Hastings, Flaxmere water now 'contaminated'

A second Hawke's Bay town has been hit by potentially harmful bugs in its water.

But the Hastings District Council is trying to calm fears of disease by saying the raw supply is already being disinfected before it reaches household taps.

Test results this afternoon for the Hastings town supply produced positive results for E. coli bacteria. E. coli can be an indicator of faecal contamination and can cause gastric illness.

Hastings' water, supplied from an underground aquifer, is quite separate from the Havelock North town supply which was found to have been contaminated with campylobacter and led to more than 4000 people falling ill with symptoms such as vomiting, diarrhoea, fever, headaches and muscle pain.

But the Hastings' supply has been chlorinated since Thursday after a tanker that had been carting Hastings water over to Havelock North 4km away tested positive - at first - for E. coli. A follow-up test was negative, indicating the first test result was false, the council says.

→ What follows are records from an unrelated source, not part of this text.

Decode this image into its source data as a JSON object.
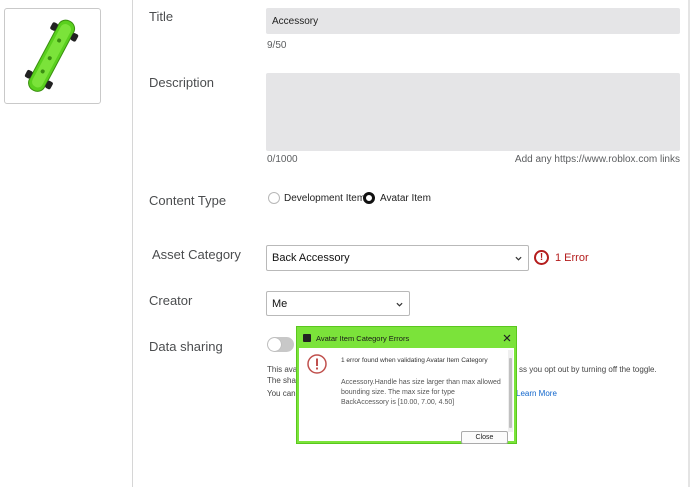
{
  "thumbnail": {
    "alt_icon": "skateboard-icon",
    "accent": "#5ad01e"
  },
  "form": {
    "title": {
      "label": "Title",
      "value": "Accessory",
      "count": "9/50"
    },
    "description": {
      "label": "Description",
      "value": "",
      "count": "0/1000",
      "hint": "Add any https://www.roblox.com links"
    },
    "content_type": {
      "label": "Content Type",
      "options": [
        {
          "label": "Development Item",
          "selected": false
        },
        {
          "label": "Avatar Item",
          "selected": true
        }
      ]
    },
    "asset_category": {
      "label": "Asset Category",
      "value": "Back Accessory",
      "error_text": "1 Error",
      "error_color": "#b41c1c"
    },
    "creator": {
      "label": "Creator",
      "value": "Me"
    },
    "data_sharing": {
      "label": "Data sharing",
      "enabled": false,
      "text_line1_start": "This ava",
      "text_line1_end": "ss you opt out by turning off the toggle.",
      "text_line2_start": "The sha",
      "text_line3_start": "You can",
      "learn_more": "Learn More"
    }
  },
  "dialog": {
    "title": "Avatar Item Category Errors",
    "header_line": "1 error found when validating Avatar Item Category",
    "message_line1": "Accessory.Handle has size larger than max allowed",
    "message_line2": "bounding size. The max size for type",
    "message_line3": "BackAccessory is [10.00, 7.00, 4.50]",
    "close_label": "Close",
    "title_bar_color": "#7be33a",
    "warning_color": "#c0504d"
  }
}
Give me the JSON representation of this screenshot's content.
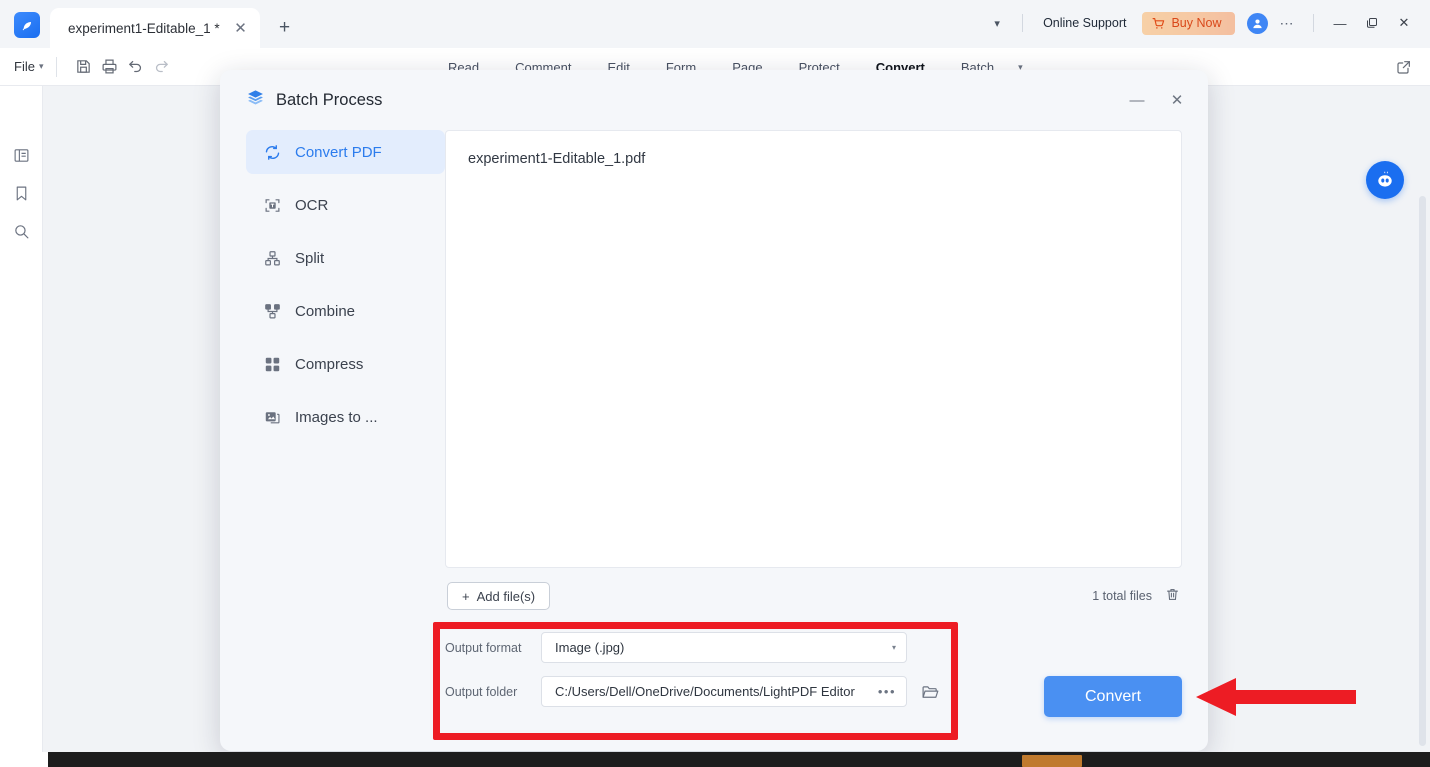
{
  "titlebar": {
    "logo_icon": "lightpdf-logo-icon",
    "tab": {
      "label": "experiment1-Editable_1 *",
      "close_icon": "close-icon"
    },
    "new_tab_icon": "plus-icon",
    "chevron_icon": "chevron-down-icon",
    "online_support": "Online Support",
    "buy_now": "Buy Now",
    "buy_now_icon": "cart-icon",
    "avatar_icon": "user-avatar-icon",
    "more_icon": "more-horizontal-icon",
    "minimize": "—",
    "maximize": "❐",
    "close": "✕"
  },
  "ribbon": {
    "file_label": "File",
    "file_caret": "˅",
    "tools": [
      "save-icon",
      "print-icon",
      "undo-icon",
      "redo-icon"
    ],
    "tabs": [
      {
        "label": "Read",
        "active": false
      },
      {
        "label": "Comment",
        "active": false
      },
      {
        "label": "Edit",
        "active": false
      },
      {
        "label": "Form",
        "active": false
      },
      {
        "label": "Page",
        "active": false
      },
      {
        "label": "Protect",
        "active": false
      },
      {
        "label": "Convert",
        "active": true
      },
      {
        "label": "Batch",
        "active": false
      }
    ],
    "overflow_caret": "˅",
    "share_icon": "external-link-icon"
  },
  "rail": {
    "items": [
      "thumbnails-icon",
      "bookmark-icon",
      "search-icon"
    ]
  },
  "canvas": {
    "ai_assistant_icon": "ai-assistant-icon",
    "scrollbar": "vertical-scrollbar"
  },
  "dialog": {
    "title": "Batch Process",
    "title_icon": "layers-icon",
    "minimize_label": "—",
    "close_label": "✕",
    "sidebar": [
      {
        "label": "Convert PDF",
        "icon": "convert-refresh-icon",
        "active": true
      },
      {
        "label": "OCR",
        "icon": "ocr-icon",
        "active": false
      },
      {
        "label": "Split",
        "icon": "split-icon",
        "active": false
      },
      {
        "label": "Combine",
        "icon": "combine-icon",
        "active": false
      },
      {
        "label": "Compress",
        "icon": "compress-icon",
        "active": false
      },
      {
        "label": "Images to ...",
        "icon": "images-to-pdf-icon",
        "active": false
      }
    ],
    "files": [
      {
        "name": "experiment1-Editable_1.pdf"
      }
    ],
    "add_files_label": "Add file(s)",
    "add_files_icon": "plus-icon",
    "total_files_label": "1 total files",
    "delete_icon": "trash-icon",
    "output_format_label": "Output format",
    "output_format_value": "Image (.jpg)",
    "output_format_caret": "▾",
    "output_folder_label": "Output folder",
    "output_folder_value": "C:/Users/Dell/OneDrive/Documents/LightPDF Editor",
    "output_folder_dots": "•••",
    "browse_icon": "folder-open-icon",
    "convert_label": "Convert"
  },
  "annotations": {
    "highlight_box_color": "#ed1c24",
    "arrow_color": "#ed1c24",
    "arrow_icon": "left-arrow-annotation"
  },
  "colors": {
    "accent_blue": "#4a90f2",
    "active_item_bg": "#e3edfd",
    "active_item_text": "#2c7ced",
    "buy_now_text": "#d9481a",
    "window_bg": "#f1f3f6"
  }
}
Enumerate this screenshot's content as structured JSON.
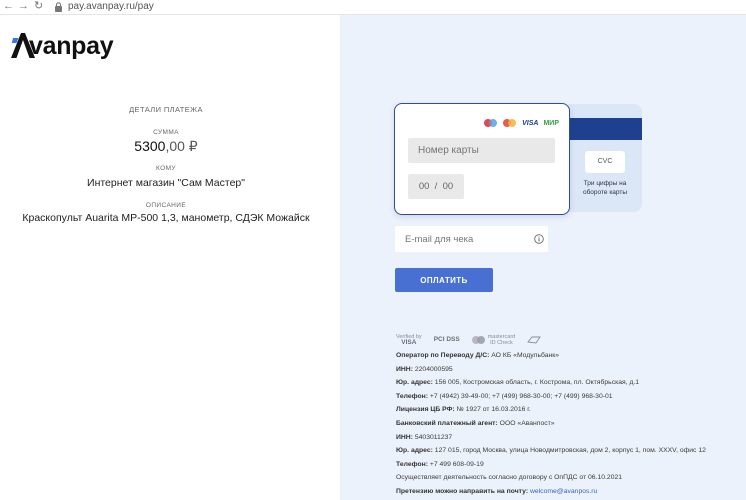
{
  "browser": {
    "url": "pay.avanpay.ru/pay",
    "back_icon": "arrow-left-icon",
    "forward_icon": "arrow-right-icon",
    "reload_icon": "reload-icon",
    "lock_icon": "lock-icon"
  },
  "brand": {
    "logo_text": "vanpay",
    "logo_letter": "A"
  },
  "details": {
    "heading": "ДЕТАЛИ ПЛАТЕЖА",
    "sum_label": "СУММА",
    "sum_int": "5300",
    "sum_dec": ",00",
    "currency": "₽",
    "to_label": "КОМУ",
    "to_value": "Интернет магазин \"Сам Мастер\"",
    "desc_label": "ОПИСАНИЕ",
    "desc_value": "Краскопульт Auarita MP-500 1,3, манометр, СДЭК Можайск"
  },
  "card": {
    "number_placeholder": "Номер карты",
    "exp_month": "00",
    "exp_sep": "/",
    "exp_year": "00",
    "cvc_label": "CVC",
    "cvc_hint": "Три цифры на обороте карты",
    "brands": {
      "visa": "VISA",
      "mir": "МИР"
    }
  },
  "email": {
    "placeholder": "E-mail для чека",
    "info_icon": "info-icon"
  },
  "pay_button": "ОПЛАТИТЬ",
  "security_logos": {
    "verified_top": "Verified by",
    "verified_bottom": "VISA",
    "pci": "PCI DSS",
    "mc_top": "mastercard",
    "mc_bottom": "ID Check"
  },
  "legal": [
    {
      "label": "Оператор по Переводу Д/С:",
      "value": " АО КБ «Модульбанк»"
    },
    {
      "label": "ИНН:",
      "value": " 2204000595"
    },
    {
      "label": "Юр. адрес:",
      "value": " 156 005, Костромская область, г. Кострома, пл. Октябрьская, д.1"
    },
    {
      "label": "Телефон:",
      "value": " +7 (4942) 39-49-00; +7 (499) 968-30-00; +7 (499) 968-30-01"
    },
    {
      "label": "Лицензия ЦБ РФ:",
      "value": " № 1927 от 16.03.2016 г."
    },
    {
      "label": "Банковский платежный агент:",
      "value": " ООО «Аванпост»"
    },
    {
      "label": "ИНН:",
      "value": " 5403011237"
    },
    {
      "label": "Юр. адрес:",
      "value": " 127 015, город Москва, улица Новодмитровская, дом 2, корпус 1, пом. XXXV, офис 12"
    },
    {
      "label": "Телефон:",
      "value": " +7 499 608-09-19"
    },
    {
      "label": "",
      "value": "Осуществляет деятельность согласно договору с ОпПДС от 06.10.2021"
    },
    {
      "label": "Претензию можно направить на почту:",
      "value": " ",
      "link": "welcome@avanpos.ru"
    }
  ],
  "colors": {
    "accent": "#4870d2",
    "card_border": "#2e4e97",
    "pane_bg": "#ecf2fb",
    "stripe": "#1f3f8f"
  }
}
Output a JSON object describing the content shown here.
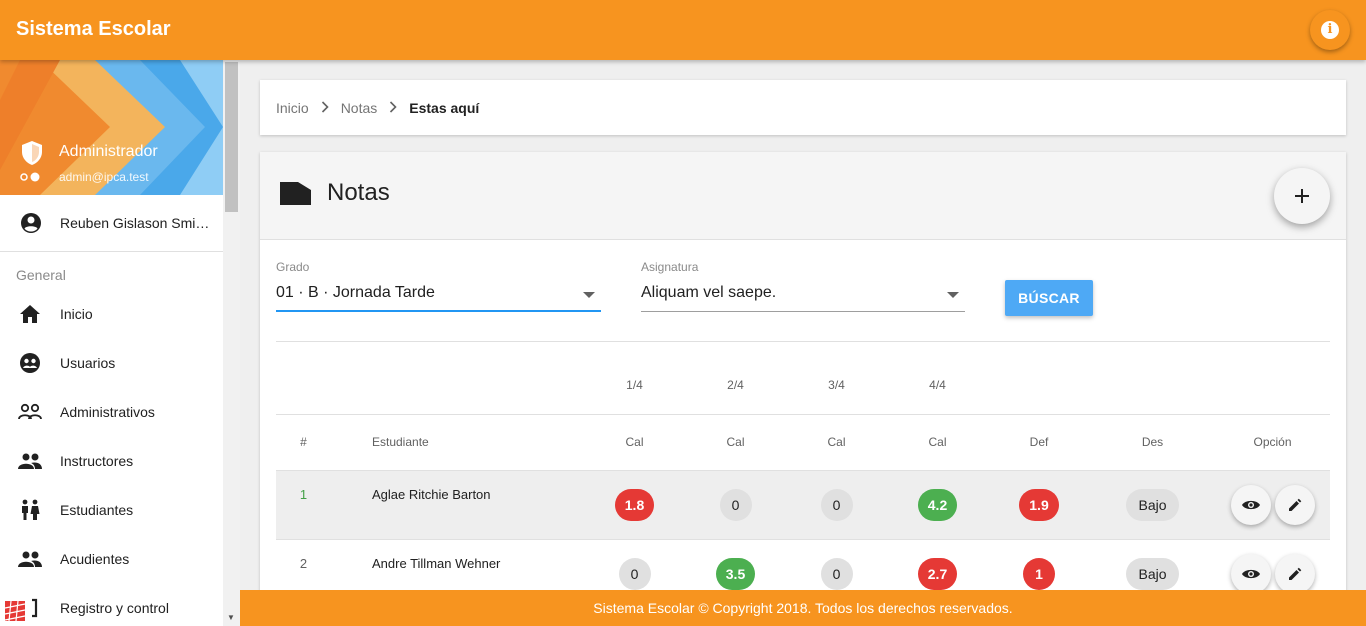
{
  "app": {
    "title": "Sistema Escolar"
  },
  "sidebar": {
    "profile": {
      "role": "Administrador",
      "email": "admin@ipca.test"
    },
    "user": "Reuben Gislason Smi…",
    "section": "General",
    "items": [
      {
        "label": "Inicio",
        "icon": "home-icon"
      },
      {
        "label": "Usuarios",
        "icon": "users-icon"
      },
      {
        "label": "Administrativos",
        "icon": "admins-icon"
      },
      {
        "label": "Instructores",
        "icon": "instructors-icon"
      },
      {
        "label": "Estudiantes",
        "icon": "students-icon"
      },
      {
        "label": "Acudientes",
        "icon": "guardians-icon"
      },
      {
        "label": "Registro y control",
        "icon": "registry-icon"
      }
    ]
  },
  "breadcrumb": {
    "items": [
      "Inicio",
      "Notas"
    ],
    "current": "Estas aquí"
  },
  "card": {
    "title": "Notas"
  },
  "filters": {
    "grado": {
      "label": "Grado",
      "value": "01 · B · Jornada Tarde"
    },
    "asignatura": {
      "label": "Asignatura",
      "value": "Aliquam vel saepe."
    },
    "search_label": "BÚSCAR"
  },
  "table": {
    "periods": [
      "1/4",
      "2/4",
      "3/4",
      "4/4"
    ],
    "headers": [
      "#",
      "Estudiante",
      "Cal",
      "Cal",
      "Cal",
      "Cal",
      "Def",
      "Des",
      "Opción"
    ],
    "rows": [
      {
        "num": "1",
        "name": "Aglae Ritchie Barton",
        "grades": [
          "1.8",
          "0",
          "0",
          "4.2"
        ],
        "def": "1.9",
        "des": "Bajo"
      },
      {
        "num": "2",
        "name": "Andre Tillman Wehner",
        "grades": [
          "0",
          "3.5",
          "0",
          "2.7"
        ],
        "def": "1",
        "des": "Bajo"
      }
    ]
  },
  "colors": {
    "primary": "#f7941f",
    "accent": "#4ea9f5",
    "low": "#e53935",
    "high": "#4caf50",
    "neutral": "#e0e0e0"
  },
  "footer": {
    "text": "Sistema Escolar © Copyright 2018. Todos los derechos reservados."
  }
}
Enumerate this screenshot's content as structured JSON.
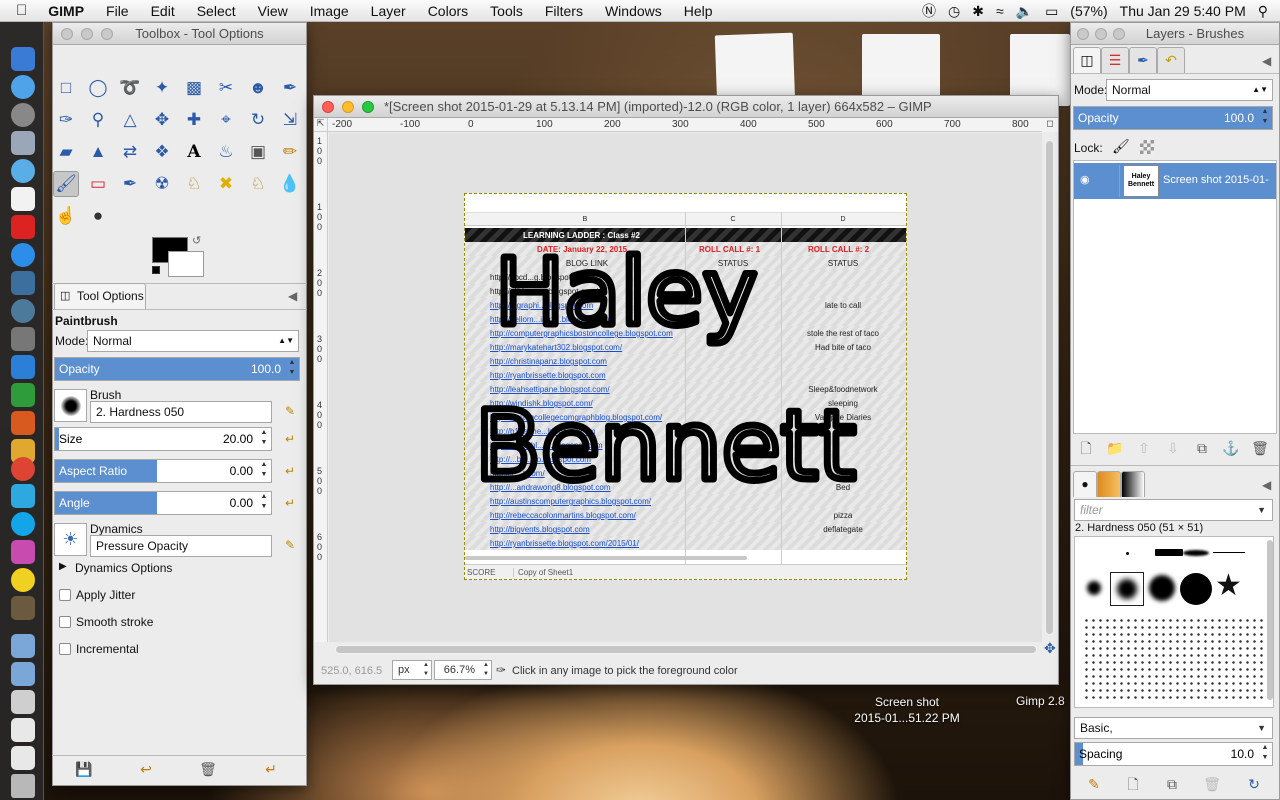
{
  "menubar": {
    "apple": "",
    "app": "GIMP",
    "menus": [
      "File",
      "Edit",
      "Select",
      "View",
      "Image",
      "Layer",
      "Colors",
      "Tools",
      "Filters",
      "Windows",
      "Help"
    ],
    "battery": "(57%)",
    "datetime": "Thu Jan 29  5:40 PM"
  },
  "toolbox": {
    "title": "Toolbox - Tool Options",
    "tab_label": "Tool Options",
    "tool_name": "Paintbrush",
    "mode_label": "Mode:",
    "mode_value": "Normal",
    "opacity_label": "Opacity",
    "opacity_value": "100.0",
    "opacity_fraction": 1.0,
    "brush_label": "Brush",
    "brush_value": "2. Hardness 050",
    "size_label": "Size",
    "size_value": "20.00",
    "aspect_label": "Aspect Ratio",
    "aspect_value": "0.00",
    "angle_label": "Angle",
    "angle_value": "0.00",
    "dynamics_label": "Dynamics",
    "dynamics_value": "Pressure Opacity",
    "dynamics_options": "Dynamics Options",
    "apply_jitter": "Apply Jitter",
    "smooth_stroke": "Smooth stroke",
    "incremental": "Incremental"
  },
  "image_window": {
    "title": "*[Screen shot 2015-01-29 at 5.13.14 PM] (imported)-12.0 (RGB color, 1 layer) 664x582 – GIMP",
    "ruler_h": [
      "-200",
      "-100",
      "0",
      "100",
      "200",
      "300",
      "400",
      "500",
      "600",
      "700",
      "800"
    ],
    "ruler_v": [
      "1",
      "0",
      "0",
      "1",
      "0",
      "0",
      "2",
      "0",
      "0",
      "3",
      "0",
      "0",
      "4",
      "0",
      "0",
      "5",
      "0",
      "0",
      "6",
      "0",
      "0"
    ],
    "coords": "525.0, 616.5",
    "unit": "px",
    "zoom": "66.7%",
    "status_msg": "Click in any image to pick the foreground color"
  },
  "sheet": {
    "col_b": "B",
    "col_c": "C",
    "col_d": "D",
    "banner": "LEARNING LADDER : Class #2",
    "date": "DATE: January 22, 2015",
    "roll1": "ROLL CALL #: 1",
    "roll2": "ROLL CALL #: 2",
    "blog_link": "BLOG LINK",
    "status1": "STATUS",
    "status2": "STATUS",
    "rows": [
      {
        "link": "http://abcd...g.blogspot.com/",
        "plain": true,
        "c": "",
        "d": ""
      },
      {
        "link": "http://hijklm...op.blogspot.com/",
        "plain": true,
        "c": "",
        "d": ""
      },
      {
        "link": "http://...graphi...blogspot.com",
        "plain": false,
        "c": "",
        "d": "late to call"
      },
      {
        "link": "http://hellom...iami...blogspot.com",
        "plain": false,
        "c": "",
        "d": ""
      },
      {
        "link": "http://computergraphicsbostoncollege.blogspot.com",
        "plain": false,
        "c": "",
        "d": "stole the rest of taco"
      },
      {
        "link": "http://marykatehart302.blogspot.com/",
        "plain": false,
        "c": "",
        "d": "Had bite of taco"
      },
      {
        "link": "http://christinapanz.blogspot.com",
        "plain": false,
        "c": "",
        "d": ""
      },
      {
        "link": "http://ryanbrissette.blogspot.com",
        "plain": false,
        "c": "",
        "d": ""
      },
      {
        "link": "http://leahsettipane.blogspot.com/",
        "plain": false,
        "c": "",
        "d": "Sleep&foodnetwork"
      },
      {
        "link": "http://windishk.blogspot.com/",
        "plain": false,
        "c": "",
        "d": "sleeping"
      },
      {
        "link": "http://bostoncollegecomgraphblog.blogspot.com/",
        "plain": false,
        "c": "",
        "d": "Vampire Diaries"
      },
      {
        "link": "http://b1benne...blogspot.com",
        "plain": false,
        "c": "",
        "d": ""
      },
      {
        "link": "http://...dischl...2...blogspot.com",
        "plain": false,
        "c": "",
        "d": ""
      },
      {
        "link": "http://...bo...tto.blogspot.com",
        "plain": false,
        "c": "",
        "d": ""
      },
      {
        "link": "http://je...t.com/",
        "plain": false,
        "c": "",
        "d": ""
      },
      {
        "link": "http://...andrawong8.blogspot.com",
        "plain": false,
        "c": "",
        "d": "Bed"
      },
      {
        "link": "http://austinscomputergraphics.blogspot.com/",
        "plain": false,
        "c": "",
        "d": ""
      },
      {
        "link": "http://rebeccacolonmartins.blogspot.com/",
        "plain": false,
        "c": "",
        "d": "pizza"
      },
      {
        "link": "http://bigvents.blogspot.com",
        "plain": false,
        "c": "",
        "d": "deflategate"
      },
      {
        "link": "http://ryanbrissette.blogspot.com/2015/01/",
        "plain": false,
        "c": "",
        "d": ""
      }
    ],
    "tab1": "SCORE",
    "tab2": "Copy of Sheet1",
    "handwriting1": "Haley",
    "handwriting2": "Bennett"
  },
  "layers": {
    "title": "Layers - Brushes",
    "mode_label": "Mode:",
    "mode_value": "Normal",
    "opacity_label": "Opacity",
    "opacity_value": "100.0",
    "lock_label": "Lock:",
    "layer_name": "Screen shot 2015-01-",
    "thumb_text": "Haley Bennett"
  },
  "brushes": {
    "filter_placeholder": "filter",
    "brush_title": "2. Hardness 050 (51 × 51)",
    "preset": "Basic,",
    "spacing_label": "Spacing",
    "spacing_value": "10.0"
  },
  "desktop": {
    "file1_line1": "Screen shot",
    "file1_line2": "2015-01...51.22 PM",
    "file2": "Gimp 2.8"
  }
}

Mayor Lawrence Yule said the Hastings supply had occasionally returned low-level positive E. coli results which, on follow-up testing, were overturned by negative results. There had been no historic problems with the Hastings town supply, unlike Havelock North's water system, which has had two E. coli incidents since 2013 prior to its current crisis from campylobacter contamination.

The council said today's Hastings test results are "totally unexpected and unusual in Hastings". Further samples had been sent for testing and the results were expected tomorrow afternoon.

Council chief executive Ross McLeod said: "We reiterate that the [Hastings] water is safe for drinking because of the chlorine. It does not need boiling before drinking."

In Havelock North, however, where the supply is also being chlorinated, the advice to boil water before consumption remains in place.

An interim scientific analysis indicates contamination from cattle, sheep and deer may have been present in Havelock North's water supply, which in normal times is not disinfected with chlorine. One elderly person has possibly died as a result of the contamination.